Она подсмеивалась надо мной, но мы были счастливы.
— Нет, скажи, мама, — допрашивал я, — почему я не прав?
— Мне думается, — проговорила она, — что если бы он действительно был способным певцом, из консерватории его бы не отпустили…
Я возмутился:
— Нет, мама! Бывают же ошибки!..
— Бывают, — согласилась она. — Но что будет, если профессор не признает в нем большого таланта, а Горчаков ему не поверит?
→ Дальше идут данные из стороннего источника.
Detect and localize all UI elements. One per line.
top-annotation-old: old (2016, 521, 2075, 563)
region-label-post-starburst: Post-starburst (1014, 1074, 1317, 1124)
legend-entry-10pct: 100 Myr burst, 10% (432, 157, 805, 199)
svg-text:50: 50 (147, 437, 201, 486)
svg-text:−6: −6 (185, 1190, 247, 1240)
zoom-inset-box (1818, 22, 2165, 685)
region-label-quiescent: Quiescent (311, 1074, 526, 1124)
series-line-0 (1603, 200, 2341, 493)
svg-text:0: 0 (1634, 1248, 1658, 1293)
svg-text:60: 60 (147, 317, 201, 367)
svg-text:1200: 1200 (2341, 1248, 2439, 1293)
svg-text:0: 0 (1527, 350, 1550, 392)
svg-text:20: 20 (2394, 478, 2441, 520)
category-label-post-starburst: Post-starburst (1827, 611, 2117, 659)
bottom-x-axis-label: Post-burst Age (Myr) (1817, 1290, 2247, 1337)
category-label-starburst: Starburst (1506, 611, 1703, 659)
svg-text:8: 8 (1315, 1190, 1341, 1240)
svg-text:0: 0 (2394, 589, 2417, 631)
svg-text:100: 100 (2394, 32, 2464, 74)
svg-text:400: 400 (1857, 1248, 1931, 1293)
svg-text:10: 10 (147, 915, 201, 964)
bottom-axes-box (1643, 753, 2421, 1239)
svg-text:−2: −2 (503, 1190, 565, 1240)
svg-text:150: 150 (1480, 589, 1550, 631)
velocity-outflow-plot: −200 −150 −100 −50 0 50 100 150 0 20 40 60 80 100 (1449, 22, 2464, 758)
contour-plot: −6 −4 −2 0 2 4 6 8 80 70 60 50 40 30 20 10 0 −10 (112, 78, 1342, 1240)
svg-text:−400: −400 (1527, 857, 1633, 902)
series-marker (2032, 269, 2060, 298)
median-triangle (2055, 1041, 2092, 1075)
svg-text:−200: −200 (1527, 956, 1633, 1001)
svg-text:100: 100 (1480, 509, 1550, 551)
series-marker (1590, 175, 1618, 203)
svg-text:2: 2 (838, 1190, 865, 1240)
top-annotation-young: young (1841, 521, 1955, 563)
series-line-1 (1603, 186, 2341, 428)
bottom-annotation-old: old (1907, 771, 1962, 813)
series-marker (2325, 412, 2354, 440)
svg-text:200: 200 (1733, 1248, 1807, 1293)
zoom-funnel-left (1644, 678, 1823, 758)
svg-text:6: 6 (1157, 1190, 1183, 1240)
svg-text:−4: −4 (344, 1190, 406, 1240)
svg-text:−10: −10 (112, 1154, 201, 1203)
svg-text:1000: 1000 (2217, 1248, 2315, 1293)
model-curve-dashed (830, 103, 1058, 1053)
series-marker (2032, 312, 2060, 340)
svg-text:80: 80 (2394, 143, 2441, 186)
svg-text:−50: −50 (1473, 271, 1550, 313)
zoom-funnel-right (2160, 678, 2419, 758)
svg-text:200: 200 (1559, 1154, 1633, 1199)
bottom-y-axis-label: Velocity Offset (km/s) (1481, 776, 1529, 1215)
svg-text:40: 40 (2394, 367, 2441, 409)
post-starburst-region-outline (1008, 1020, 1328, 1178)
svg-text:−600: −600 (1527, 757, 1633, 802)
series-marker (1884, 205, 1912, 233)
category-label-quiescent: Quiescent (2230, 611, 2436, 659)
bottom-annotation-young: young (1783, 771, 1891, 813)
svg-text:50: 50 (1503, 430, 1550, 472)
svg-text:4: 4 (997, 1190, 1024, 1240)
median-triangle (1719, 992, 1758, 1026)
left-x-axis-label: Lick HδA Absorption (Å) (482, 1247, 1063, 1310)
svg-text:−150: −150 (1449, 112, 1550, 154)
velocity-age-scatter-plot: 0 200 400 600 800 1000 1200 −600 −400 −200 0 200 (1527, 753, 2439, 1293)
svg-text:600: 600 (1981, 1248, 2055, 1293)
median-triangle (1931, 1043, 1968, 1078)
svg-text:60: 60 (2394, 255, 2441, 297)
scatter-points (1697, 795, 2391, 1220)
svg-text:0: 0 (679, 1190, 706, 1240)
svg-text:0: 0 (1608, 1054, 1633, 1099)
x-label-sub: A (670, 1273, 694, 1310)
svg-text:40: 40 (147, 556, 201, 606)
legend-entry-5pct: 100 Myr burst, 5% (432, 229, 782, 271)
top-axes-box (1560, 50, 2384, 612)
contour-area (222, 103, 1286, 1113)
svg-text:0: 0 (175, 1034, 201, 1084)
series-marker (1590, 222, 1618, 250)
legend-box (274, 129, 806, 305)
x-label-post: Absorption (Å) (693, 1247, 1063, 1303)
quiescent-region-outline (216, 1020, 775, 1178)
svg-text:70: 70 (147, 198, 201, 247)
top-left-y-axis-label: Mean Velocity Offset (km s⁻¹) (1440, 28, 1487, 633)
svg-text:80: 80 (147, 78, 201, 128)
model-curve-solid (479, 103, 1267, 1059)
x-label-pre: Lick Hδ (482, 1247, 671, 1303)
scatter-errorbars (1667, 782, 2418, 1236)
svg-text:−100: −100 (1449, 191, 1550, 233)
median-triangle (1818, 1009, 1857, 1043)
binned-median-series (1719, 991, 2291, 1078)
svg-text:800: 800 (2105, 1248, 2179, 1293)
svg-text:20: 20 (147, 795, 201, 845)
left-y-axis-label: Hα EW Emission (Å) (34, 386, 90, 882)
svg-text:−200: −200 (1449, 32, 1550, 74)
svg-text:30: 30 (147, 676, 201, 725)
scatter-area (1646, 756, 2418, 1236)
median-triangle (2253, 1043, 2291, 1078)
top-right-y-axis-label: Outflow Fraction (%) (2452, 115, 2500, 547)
Ведь это очень страшно: признаться, что путь, избранный тобою, — ошибка…
Слова матери заставили меня о многом призадуматься. И когда утром я шел в училище, то стал сомневаться в результатах встречи. Конечно, я по-прежнему считал, что она нужна. Но если раньше, послушав Горчакова, я поверил в его дарование и хотел, чтобы он стал певцом, то сейчас я стал думать: а как же поступить, если мать окажется права?
Я пришел в половине первого. Красильников доложил, что все выполнил, с профессором говорил и тот ждет.
— Где Горчаков? — спросил я.
— Готовится. Пришивает чистый воротничок.
— Выпишите ему увольнительную до двадцати четырех часов.
— Есть!.. Вы подпишете?
— Да.
И вот ровно в час мы с Горчаковым вышли из ворот училища.
Был один из тех теплых осенних дней, когда Ленинград кажется особенно величественным. Вдаль уходят громады зданий, ты привык к каждому из них, кажется, что они стояли и будут стоять вечно. И все, что видишь вокруг, согрето воспоминаниями детства.
Горчаков молча смотрел в окно трамвая. В руках он держал сверток с нотами. Я сидел и с волнением думал о предстоящей встрече у профессора. Получается, что я требую экспертизы, а нужно совсем другое…
— Вы волнуетесь? — спросил я, когда трамвай вывез нас на мост лейтенант Шмидта. Профессор жил на Васильевском острове.